2025 VCAA4 marksDescribe one way in which audiences are able to exercise agency in the contemporary media landscape.Show worked answer →
For 4 marks, name one form of audience agency and describe it concretely with a current example.
Name the agency (1 mark). Identify one way audiences act with agency, for example creating and uploading their own content, sharing and remixing, commenting and reviewing, choosing what and when to consume, or organising and campaigning online.
Describe how it works (2 marks). Explain the mechanics: how the contemporary, networked landscape enables it (low barriers to publishing, interactivity, social platforms) and how the audience is no longer only a receiver.
Support with an example (1 mark). Give a specific contemporary example, for example user-generated reviews shaping a product's reception, or a fan campaign influencing a media institution's decision.
Markers reward a clear, specific form of agency tied to evidence, not a vague claim that "audiences are powerful now".
2023 VCAA3 marksDescribe one example of a media audience exerting influence in the contemporary media landscape.Show worked answer →
This 3 mark question asks for one clear, specific example of audience influence.
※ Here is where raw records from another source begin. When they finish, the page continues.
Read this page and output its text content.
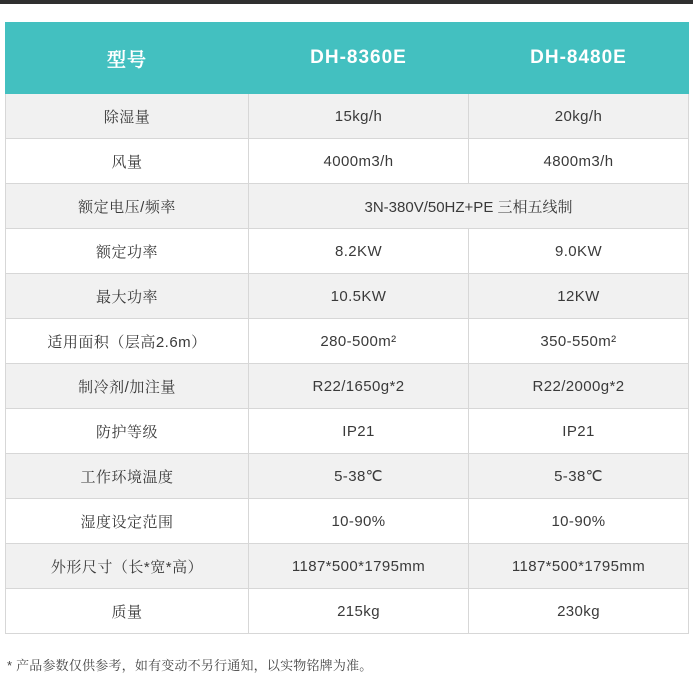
型号	DH-8360E	DH-8480E
除湿量	15kg/h	20kg/h
风量	4000m3/h	4800m3/h
额定电压/频率	3N-380V/50HZ+PE 三相五线制	
额定功率	8.2KW	9.0KW
最大功率	10.5KW	12KW
适用面积（层高2.6m）	280-500m²	350-550m²
制冷剂/加注量	R22/1650g*2	R22/2000g*2
防护等级	IP21	IP21
工作环境温度	5-38℃	5-38℃
湿度设定范围	10-90%	10-90%
外形尺寸（长*宽*高）	1187*500*1795mm	1187*500*1795mm
质量	215kg	230kg
* 产品参数仅供参考，如有变动不另行通知，以实物铭牌为准。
Identify the example (1 mark). Name a specific instance, for example audiences using social media to campaign for a cancelled show to be renewed, review bombing, or a hashtag movement pressuring an institution.
Describe the influence (1 to 2 marks). Explain what the audience did and the effect it had on a media product, institution or wider conversation, showing the audience acting on the media rather than only receiving it.
Strong answers choose a concrete, real example and make the cause-and-effect of the influence explicit, rather than describing audience activity in general terms.
2022 VCAA4 marksDiscuss one example that highlights the way in which the relationship between the media and its audiences has changed over time.Show worked answer →
For 4 marks, use one example to discuss a clear change in the media to audience relationship over time.
Establish the "before" (1 mark). Describe the earlier relationship, for example a largely one-way, broadcast model where institutions transmitted to a mass, passive audience.
Establish the "now" (1 to 2 marks). Describe the contemporary relationship, for example a more two-way, participatory model where audiences create, share and respond, enabled by digital and social platforms.
Discuss the example (1 to 2 marks). Anchor the change in one specific example (for example the shift from scheduled broadcast television to on-demand streaming with comments and recommendations) and discuss its significance for power between media and audience.
Markers reward a genuine before-and-after contrast tied to one developed example.